每次取样转化为16bit数据,然后同步,取的要够快,不然下一次采样数据到来时就会导致本次数据丢失。所以对于 Fs=44.1KHz
采样精度为16bit的双声道的Mclk应该 > 16*2*441000bps=1411.2kbit/s
Frame帧:构成一个完整的声音单元,所谓的声音单元是指一个采样样本,Frame = 采样精度(n) * 声道数channel;
Period Size周期:每次硬件中断处理PCM音频数据的帧数,对于音频设备的数据读写,以此为单位;
Buffer Size:数据缓冲区大小,这里指 runtime 的 buffer size,而不是结构图 snd_pcm_hardware 中定义的 buffer_bytes_max;一般来说 buffer_size = period_size * period_count, period_count 相当于处理完一个 buffer 数据所需的硬件中断次数。如果周期大小设定得较大,则单次处理的数据较多,这意味着单位时间内硬件中断的次数较少,CPU 也就有更多时间处理其他任务,功耗也更低,但这样也带来一个显著的弊端——数据处理的时延会增大。
下面一张图直观的表示 buffer/period/frame/sample 之间的关系:
这个 buffer 中有 4 个 period,每当 DMA 搬运完一个 period 的数据就会出生一次中断,因此搬运这个 buffer 中的数据将产生 4 次中断。ALSA 为什么这样做?因为数据缓存区可能很大,一次传输可能会导致不可接受的延迟;为了解决这个问题,alsa 把缓存区拆分成多个周期,以周期为单元传输数据。 period 和 buffer size 在 PCM 数据搬运中扮演着非常重要的角色。下面引用两段来自 alsa 官网对 Period 的详细解释:
The interval between interrupts from the hardware. This defines the input latency, since the CPU will not have any idea that there is data waiting until the audio interface interrupts it.

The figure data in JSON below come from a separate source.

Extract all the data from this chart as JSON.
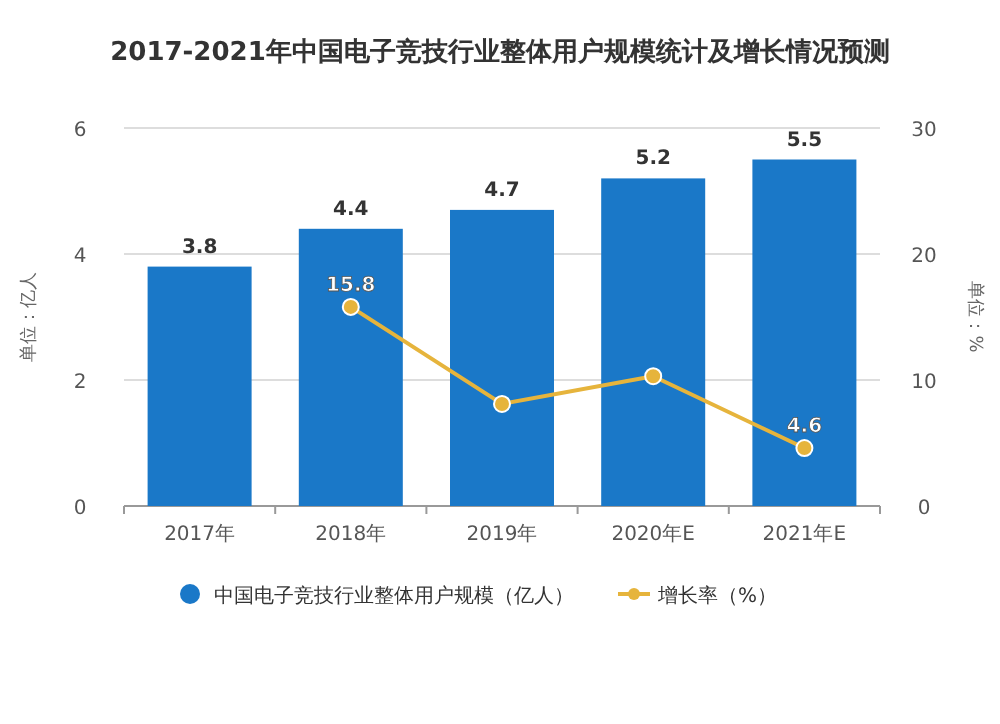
{
  "chart_data": {
    "type": "bar",
    "title": "2017-2021年中国电子竞技行业整体用户规模统计及增长情况预测",
    "categories": [
      "2017年",
      "2018年",
      "2019年",
      "2020年E",
      "2021年E"
    ],
    "series": [
      {
        "name": "中国电子竞技行业整体用户规模（亿人）",
        "color": "#1a78c8",
        "values": [
          3.8,
          4.4,
          4.7,
          5.2,
          5.5
        ],
        "data_labels": true
      },
      {
        "name": "增长率（%）",
        "type": "line",
        "axis": "y2",
        "color": "#e6b43c",
        "marker": "circle",
        "values": [
          null,
          15.8,
          8.1,
          10.3,
          4.6
        ],
        "value_labels": [
          null,
          "15.8",
          null,
          null,
          "4.6"
        ]
      }
    ],
    "ylabel": "单位：亿人",
    "y2label": "单位：%",
    "ylim": [
      0,
      6
    ],
    "yticks": [
      0,
      2,
      4,
      6
    ],
    "y2lim": [
      0,
      30
    ],
    "y2ticks": [
      0,
      10,
      20,
      30
    ],
    "grid": "y",
    "legend": "bottom"
  }
}
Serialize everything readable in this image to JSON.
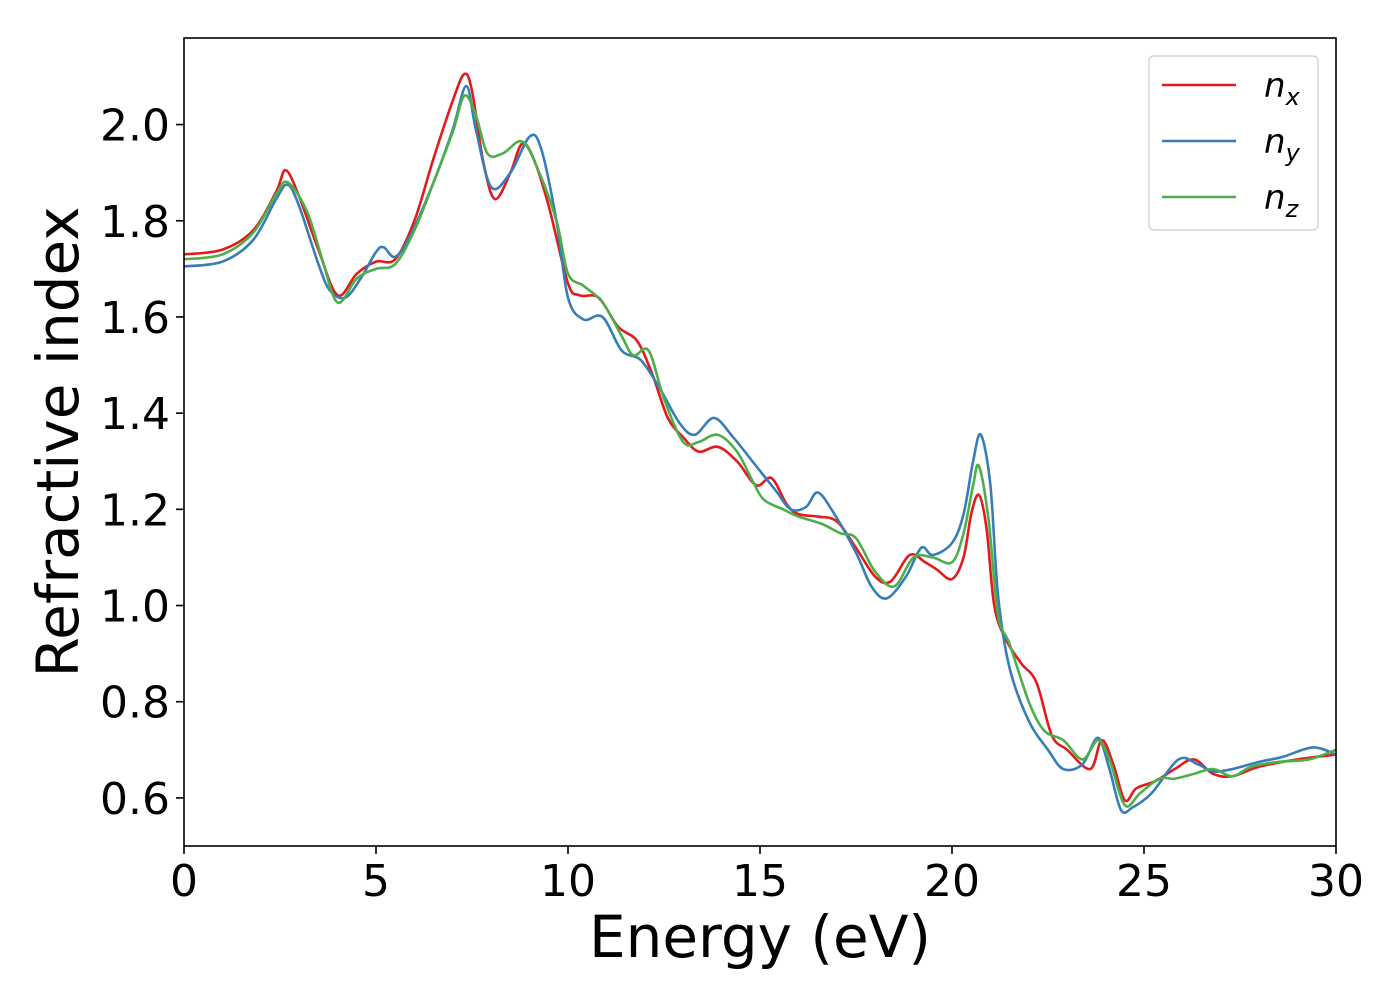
{
  "chart_data": {
    "type": "line",
    "title": "",
    "xlabel": "Energy (eV)",
    "ylabel": "Refractive index",
    "xlim": [
      0,
      30
    ],
    "ylim": [
      0.5,
      2.18
    ],
    "xticks": [
      {
        "value": 0,
        "label": "0"
      },
      {
        "value": 5,
        "label": "5"
      },
      {
        "value": 10,
        "label": "10"
      },
      {
        "value": 15,
        "label": "15"
      },
      {
        "value": 20,
        "label": "20"
      },
      {
        "value": 25,
        "label": "25"
      },
      {
        "value": 30,
        "label": "30"
      }
    ],
    "yticks": [
      {
        "value": 0.6,
        "label": "0.6"
      },
      {
        "value": 0.8,
        "label": "0.8"
      },
      {
        "value": 1.0,
        "label": "1.0"
      },
      {
        "value": 1.2,
        "label": "1.2"
      },
      {
        "value": 1.4,
        "label": "1.4"
      },
      {
        "value": 1.6,
        "label": "1.6"
      },
      {
        "value": 1.8,
        "label": "1.8"
      },
      {
        "value": 2.0,
        "label": "2.0"
      }
    ],
    "grid": false,
    "legend": {
      "position": "top-right"
    },
    "series": [
      {
        "name": "n_x",
        "label_main": "n",
        "label_sub": "x",
        "color": "#e41a1c",
        "points": [
          [
            0,
            1.73
          ],
          [
            1.0,
            1.74
          ],
          [
            1.8,
            1.78
          ],
          [
            2.4,
            1.86
          ],
          [
            2.65,
            1.905
          ],
          [
            3.0,
            1.85
          ],
          [
            3.5,
            1.74
          ],
          [
            4.0,
            1.645
          ],
          [
            4.5,
            1.69
          ],
          [
            5.0,
            1.715
          ],
          [
            5.5,
            1.72
          ],
          [
            6.0,
            1.8
          ],
          [
            6.5,
            1.93
          ],
          [
            7.0,
            2.05
          ],
          [
            7.3,
            2.105
          ],
          [
            7.5,
            2.07
          ],
          [
            7.8,
            1.92
          ],
          [
            8.1,
            1.845
          ],
          [
            8.5,
            1.9
          ],
          [
            8.8,
            1.96
          ],
          [
            9.1,
            1.93
          ],
          [
            9.5,
            1.83
          ],
          [
            10.0,
            1.67
          ],
          [
            10.3,
            1.645
          ],
          [
            10.8,
            1.64
          ],
          [
            11.3,
            1.58
          ],
          [
            11.8,
            1.55
          ],
          [
            12.2,
            1.48
          ],
          [
            12.6,
            1.39
          ],
          [
            13.0,
            1.35
          ],
          [
            13.4,
            1.32
          ],
          [
            13.9,
            1.33
          ],
          [
            14.4,
            1.3
          ],
          [
            14.9,
            1.25
          ],
          [
            15.3,
            1.265
          ],
          [
            15.7,
            1.21
          ],
          [
            16.0,
            1.19
          ],
          [
            16.5,
            1.185
          ],
          [
            17.0,
            1.175
          ],
          [
            17.5,
            1.12
          ],
          [
            18.0,
            1.06
          ],
          [
            18.4,
            1.05
          ],
          [
            18.9,
            1.105
          ],
          [
            19.3,
            1.09
          ],
          [
            19.6,
            1.075
          ],
          [
            20.0,
            1.055
          ],
          [
            20.3,
            1.1
          ],
          [
            20.5,
            1.19
          ],
          [
            20.7,
            1.23
          ],
          [
            20.9,
            1.16
          ],
          [
            21.1,
            1.0
          ],
          [
            21.4,
            0.93
          ],
          [
            21.8,
            0.88
          ],
          [
            22.2,
            0.84
          ],
          [
            22.6,
            0.73
          ],
          [
            23.0,
            0.7
          ],
          [
            23.6,
            0.66
          ],
          [
            23.9,
            0.72
          ],
          [
            24.2,
            0.67
          ],
          [
            24.5,
            0.595
          ],
          [
            24.8,
            0.62
          ],
          [
            25.3,
            0.635
          ],
          [
            25.8,
            0.66
          ],
          [
            26.3,
            0.68
          ],
          [
            26.8,
            0.65
          ],
          [
            27.3,
            0.645
          ],
          [
            28.0,
            0.665
          ],
          [
            29.0,
            0.68
          ],
          [
            30.0,
            0.69
          ]
        ]
      },
      {
        "name": "n_y",
        "label_main": "n",
        "label_sub": "y",
        "color": "#377eb8",
        "points": [
          [
            0,
            1.705
          ],
          [
            1.0,
            1.715
          ],
          [
            1.8,
            1.76
          ],
          [
            2.4,
            1.845
          ],
          [
            2.7,
            1.875
          ],
          [
            3.0,
            1.83
          ],
          [
            3.5,
            1.71
          ],
          [
            3.8,
            1.655
          ],
          [
            4.2,
            1.64
          ],
          [
            4.6,
            1.68
          ],
          [
            5.0,
            1.735
          ],
          [
            5.2,
            1.745
          ],
          [
            5.5,
            1.725
          ],
          [
            5.9,
            1.77
          ],
          [
            6.5,
            1.88
          ],
          [
            7.0,
            1.99
          ],
          [
            7.35,
            2.08
          ],
          [
            7.6,
            1.99
          ],
          [
            8.0,
            1.87
          ],
          [
            8.5,
            1.9
          ],
          [
            9.0,
            1.975
          ],
          [
            9.3,
            1.95
          ],
          [
            9.7,
            1.8
          ],
          [
            10.0,
            1.64
          ],
          [
            10.4,
            1.595
          ],
          [
            10.9,
            1.6
          ],
          [
            11.4,
            1.53
          ],
          [
            11.9,
            1.51
          ],
          [
            12.4,
            1.45
          ],
          [
            12.9,
            1.38
          ],
          [
            13.3,
            1.355
          ],
          [
            13.8,
            1.39
          ],
          [
            14.3,
            1.35
          ],
          [
            14.9,
            1.29
          ],
          [
            15.4,
            1.24
          ],
          [
            15.8,
            1.2
          ],
          [
            16.2,
            1.205
          ],
          [
            16.5,
            1.235
          ],
          [
            16.9,
            1.195
          ],
          [
            17.5,
            1.11
          ],
          [
            17.9,
            1.04
          ],
          [
            18.3,
            1.015
          ],
          [
            18.8,
            1.06
          ],
          [
            19.2,
            1.12
          ],
          [
            19.5,
            1.105
          ],
          [
            20.0,
            1.13
          ],
          [
            20.3,
            1.19
          ],
          [
            20.55,
            1.3
          ],
          [
            20.75,
            1.355
          ],
          [
            21.0,
            1.25
          ],
          [
            21.2,
            1.02
          ],
          [
            21.5,
            0.87
          ],
          [
            22.0,
            0.76
          ],
          [
            22.5,
            0.7
          ],
          [
            22.9,
            0.66
          ],
          [
            23.4,
            0.67
          ],
          [
            23.8,
            0.725
          ],
          [
            24.1,
            0.66
          ],
          [
            24.4,
            0.575
          ],
          [
            24.7,
            0.58
          ],
          [
            25.2,
            0.61
          ],
          [
            25.9,
            0.68
          ],
          [
            26.4,
            0.67
          ],
          [
            26.8,
            0.655
          ],
          [
            27.3,
            0.66
          ],
          [
            28.0,
            0.675
          ],
          [
            28.6,
            0.685
          ],
          [
            29.4,
            0.705
          ],
          [
            30.0,
            0.69
          ]
        ]
      },
      {
        "name": "n_z",
        "label_main": "n",
        "label_sub": "z",
        "color": "#4daf4a",
        "points": [
          [
            0,
            1.72
          ],
          [
            1.0,
            1.73
          ],
          [
            1.8,
            1.775
          ],
          [
            2.4,
            1.855
          ],
          [
            2.7,
            1.88
          ],
          [
            3.2,
            1.82
          ],
          [
            3.6,
            1.72
          ],
          [
            4.0,
            1.63
          ],
          [
            4.5,
            1.68
          ],
          [
            5.0,
            1.7
          ],
          [
            5.5,
            1.71
          ],
          [
            6.0,
            1.78
          ],
          [
            6.5,
            1.88
          ],
          [
            7.0,
            1.985
          ],
          [
            7.3,
            2.06
          ],
          [
            7.6,
            2.02
          ],
          [
            7.9,
            1.94
          ],
          [
            8.3,
            1.94
          ],
          [
            8.8,
            1.965
          ],
          [
            9.2,
            1.91
          ],
          [
            9.7,
            1.8
          ],
          [
            10.0,
            1.69
          ],
          [
            10.4,
            1.665
          ],
          [
            10.9,
            1.63
          ],
          [
            11.4,
            1.56
          ],
          [
            11.7,
            1.52
          ],
          [
            12.1,
            1.53
          ],
          [
            12.5,
            1.43
          ],
          [
            13.0,
            1.34
          ],
          [
            13.4,
            1.34
          ],
          [
            13.9,
            1.355
          ],
          [
            14.4,
            1.32
          ],
          [
            14.8,
            1.26
          ],
          [
            15.1,
            1.22
          ],
          [
            15.6,
            1.2
          ],
          [
            16.0,
            1.185
          ],
          [
            16.6,
            1.17
          ],
          [
            17.1,
            1.15
          ],
          [
            17.5,
            1.14
          ],
          [
            18.0,
            1.07
          ],
          [
            18.5,
            1.04
          ],
          [
            19.0,
            1.1
          ],
          [
            19.5,
            1.1
          ],
          [
            20.0,
            1.09
          ],
          [
            20.3,
            1.15
          ],
          [
            20.55,
            1.25
          ],
          [
            20.7,
            1.29
          ],
          [
            20.95,
            1.18
          ],
          [
            21.2,
            0.98
          ],
          [
            21.5,
            0.92
          ],
          [
            22.0,
            0.8
          ],
          [
            22.4,
            0.74
          ],
          [
            22.9,
            0.72
          ],
          [
            23.4,
            0.68
          ],
          [
            23.8,
            0.72
          ],
          [
            24.1,
            0.68
          ],
          [
            24.5,
            0.585
          ],
          [
            24.9,
            0.61
          ],
          [
            25.4,
            0.64
          ],
          [
            25.8,
            0.64
          ],
          [
            26.3,
            0.65
          ],
          [
            26.8,
            0.66
          ],
          [
            27.3,
            0.645
          ],
          [
            27.8,
            0.665
          ],
          [
            28.5,
            0.675
          ],
          [
            29.3,
            0.68
          ],
          [
            30.0,
            0.7
          ]
        ]
      }
    ]
  }
}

The audio interface has a “pointer” that marks the current position for read/write in its h/w buffer. The pointer circles around the buffer as long as the interface is running.
Typically, there are an integral number of periods per traversal of the h/w buffer, but not always. There is at least one card (ymfpci) that generates interrupts at a fixed rate indepedent of the buffer size (which can be changed), resulting in some “odd” effects compared to more traditional designs.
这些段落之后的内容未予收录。